Let me elaborate. The parcel delivered against one recent order contained, not the electric radiant heater ordered and confirmed, but 1000 empty DVD library cases. Instead of talking to Amazon (if you can actually find an email address or posting facility) I have to directly contact a supplier I've never heard of. In another case, a faulty mobile phone that was my wife's Christmas present had to go away somewhere (I've no idea where) to "be examined". OK, so both purchases were sorted out after a couple of weeks, but I'd have preferred to deal with somebody I know and trust (such as Amazon) rather than having to look at "ratings" and decide if I want to trust some other firm. The redeeming feature is that, I guess, you can go back to Amazon if it all goes pear-shaped.
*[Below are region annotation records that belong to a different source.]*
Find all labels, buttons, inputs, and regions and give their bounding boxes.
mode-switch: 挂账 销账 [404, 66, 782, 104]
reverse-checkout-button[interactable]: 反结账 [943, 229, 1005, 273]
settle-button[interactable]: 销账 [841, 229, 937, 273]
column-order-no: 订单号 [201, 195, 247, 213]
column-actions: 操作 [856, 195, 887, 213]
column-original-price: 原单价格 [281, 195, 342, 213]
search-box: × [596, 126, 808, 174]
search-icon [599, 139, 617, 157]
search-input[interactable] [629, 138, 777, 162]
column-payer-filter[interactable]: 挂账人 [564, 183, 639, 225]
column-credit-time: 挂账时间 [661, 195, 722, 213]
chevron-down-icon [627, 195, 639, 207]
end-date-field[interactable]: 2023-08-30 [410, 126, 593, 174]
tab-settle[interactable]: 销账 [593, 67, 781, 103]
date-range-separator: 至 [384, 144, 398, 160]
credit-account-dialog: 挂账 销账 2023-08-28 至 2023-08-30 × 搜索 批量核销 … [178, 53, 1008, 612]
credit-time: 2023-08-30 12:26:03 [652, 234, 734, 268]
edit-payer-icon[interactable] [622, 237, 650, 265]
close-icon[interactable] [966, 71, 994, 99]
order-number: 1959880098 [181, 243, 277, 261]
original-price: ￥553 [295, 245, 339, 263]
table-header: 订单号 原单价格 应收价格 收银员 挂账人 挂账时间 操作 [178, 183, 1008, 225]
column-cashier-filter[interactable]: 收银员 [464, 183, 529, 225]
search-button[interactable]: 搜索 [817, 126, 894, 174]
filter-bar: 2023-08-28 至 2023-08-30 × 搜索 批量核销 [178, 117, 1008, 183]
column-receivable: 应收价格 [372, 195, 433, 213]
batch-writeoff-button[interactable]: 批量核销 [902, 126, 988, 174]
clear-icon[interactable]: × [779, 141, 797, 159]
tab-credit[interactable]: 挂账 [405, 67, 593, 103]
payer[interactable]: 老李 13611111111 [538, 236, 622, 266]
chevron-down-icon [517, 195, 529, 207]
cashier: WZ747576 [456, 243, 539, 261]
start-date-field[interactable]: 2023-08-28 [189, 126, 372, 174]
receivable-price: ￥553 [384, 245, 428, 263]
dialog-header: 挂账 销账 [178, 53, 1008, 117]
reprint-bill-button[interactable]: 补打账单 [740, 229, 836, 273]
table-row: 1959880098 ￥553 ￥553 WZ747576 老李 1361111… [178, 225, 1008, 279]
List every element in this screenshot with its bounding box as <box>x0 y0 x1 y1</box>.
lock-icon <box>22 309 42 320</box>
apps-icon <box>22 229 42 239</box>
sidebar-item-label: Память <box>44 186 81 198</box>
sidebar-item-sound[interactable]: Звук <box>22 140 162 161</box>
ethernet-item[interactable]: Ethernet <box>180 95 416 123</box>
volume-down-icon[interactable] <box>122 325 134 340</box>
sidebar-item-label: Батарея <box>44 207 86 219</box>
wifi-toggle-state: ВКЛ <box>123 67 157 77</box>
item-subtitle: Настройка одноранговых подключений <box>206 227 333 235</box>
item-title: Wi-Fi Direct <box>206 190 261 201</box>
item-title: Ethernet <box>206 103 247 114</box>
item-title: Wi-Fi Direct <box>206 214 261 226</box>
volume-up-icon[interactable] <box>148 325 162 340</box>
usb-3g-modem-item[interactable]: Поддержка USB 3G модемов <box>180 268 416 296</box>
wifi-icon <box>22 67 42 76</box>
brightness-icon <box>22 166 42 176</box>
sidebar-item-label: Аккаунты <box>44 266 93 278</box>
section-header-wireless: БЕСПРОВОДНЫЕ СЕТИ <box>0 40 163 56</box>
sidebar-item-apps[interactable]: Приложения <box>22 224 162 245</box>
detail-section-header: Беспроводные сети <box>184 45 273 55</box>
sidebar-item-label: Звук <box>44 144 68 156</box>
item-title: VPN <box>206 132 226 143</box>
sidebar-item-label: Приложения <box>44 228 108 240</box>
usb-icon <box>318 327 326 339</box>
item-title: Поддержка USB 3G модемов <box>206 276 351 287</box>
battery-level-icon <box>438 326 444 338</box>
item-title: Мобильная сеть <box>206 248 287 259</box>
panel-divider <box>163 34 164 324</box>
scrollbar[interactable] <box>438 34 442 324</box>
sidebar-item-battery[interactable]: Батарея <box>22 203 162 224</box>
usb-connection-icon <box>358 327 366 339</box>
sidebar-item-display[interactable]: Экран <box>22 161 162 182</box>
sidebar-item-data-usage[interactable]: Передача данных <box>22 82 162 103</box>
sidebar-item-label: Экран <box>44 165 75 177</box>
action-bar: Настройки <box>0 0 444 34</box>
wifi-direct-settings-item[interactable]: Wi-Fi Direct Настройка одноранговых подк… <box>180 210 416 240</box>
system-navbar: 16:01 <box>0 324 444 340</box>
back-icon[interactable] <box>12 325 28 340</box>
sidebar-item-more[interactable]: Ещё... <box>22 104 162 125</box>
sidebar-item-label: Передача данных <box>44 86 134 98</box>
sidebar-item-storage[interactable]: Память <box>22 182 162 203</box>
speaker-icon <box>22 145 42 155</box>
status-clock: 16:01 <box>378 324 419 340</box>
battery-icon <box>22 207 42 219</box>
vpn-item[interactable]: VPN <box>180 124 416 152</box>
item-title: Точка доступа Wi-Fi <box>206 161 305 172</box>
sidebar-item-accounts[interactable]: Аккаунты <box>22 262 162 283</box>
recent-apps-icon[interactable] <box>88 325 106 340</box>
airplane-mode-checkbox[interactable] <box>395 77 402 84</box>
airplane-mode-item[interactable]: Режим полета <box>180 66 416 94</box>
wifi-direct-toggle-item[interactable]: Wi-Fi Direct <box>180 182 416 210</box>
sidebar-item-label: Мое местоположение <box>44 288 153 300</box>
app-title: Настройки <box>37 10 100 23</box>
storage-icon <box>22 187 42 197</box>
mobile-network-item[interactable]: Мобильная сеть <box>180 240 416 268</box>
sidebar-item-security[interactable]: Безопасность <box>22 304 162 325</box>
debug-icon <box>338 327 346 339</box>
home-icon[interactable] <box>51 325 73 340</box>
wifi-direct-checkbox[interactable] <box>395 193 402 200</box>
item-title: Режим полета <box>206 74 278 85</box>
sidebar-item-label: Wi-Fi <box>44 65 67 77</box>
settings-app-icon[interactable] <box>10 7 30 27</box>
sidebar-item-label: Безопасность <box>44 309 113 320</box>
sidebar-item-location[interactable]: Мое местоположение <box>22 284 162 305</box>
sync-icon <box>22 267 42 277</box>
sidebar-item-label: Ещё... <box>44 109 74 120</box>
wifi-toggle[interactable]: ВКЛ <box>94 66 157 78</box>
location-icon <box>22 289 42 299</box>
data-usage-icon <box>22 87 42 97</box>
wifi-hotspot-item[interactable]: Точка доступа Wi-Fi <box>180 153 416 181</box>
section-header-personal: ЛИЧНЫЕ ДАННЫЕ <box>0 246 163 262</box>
But the final straw was trying to buy a couple of USB cables, a USB extension cable, and two UPS power extension cords to finish off the network upgrades that have generally blighted my festive season. I found what I wanted easily enough, and was impressed by the prices. But, reaching the checkout, I discovered that the five cables were coming from three different suppliers - each one charging postage and packing. And one of them was trying to charge 18 pounds for post and packing on standard 3-5 days delivery - on an order consisting of two USB cables costing around 3 pounds each! In total, for goods to the value of 17 pounds, I was expected to pay more than 26 pounds post and packing...
Instead, I went back to the main site and searched for products by specifying the name of one of the suppliers (not the 18 pounds delivery one) figuring I'd order all the stuff from one supplier. But examining the items in the list revealed that they were still all from different suppliers. Maybe each supplier puts their competitors' names in the search field to improve the number of hits? After about 40 minutes, I gave up and ordered the whole lot from one of my other regular suppliers (Dabs.com) who have never failed me yet - though I'm touching a large chuck of wood as I write this.
So what's gone wrong with the "cloud" approach in this particular scenario? Thing is, if I want to deal with people I've never heard of who work out of a back bedroom, I can use EBay. Have Amazon damaged their brand by allowing suppliers to hide within their product lists, and by not providing enough interaction in terms of getting support or actually submitting a comment? Or are they bravely promoting the concepts of the cloud and providing opportunities to small suppliers who would otherwise struggle to reach market?
I eventually ended up on some "Your Account" feedback page where I complained about the post and packing cost thing, but I have no idea where my feedback went, or if I was wasting my time. And, strangely enough, the next day I was talking to a friend who I know is an active Web shopper and told them about my experiences. And their response? "Oh yes, I know what you mean, that's why I only ever use Amazon for books and CDs these days..." Maybe this is an issue that new partakers of cloud-based services need to actively address. I can appreciate that part of the ideal of Web trading is to get rid of the need to handle emails and phone calls, but I reckon most people still value the capability to buy from someone they know, and actually talk to somebody when the need arises, or at least get some prompt response and a solution - without having to jump through hoops just to submit it.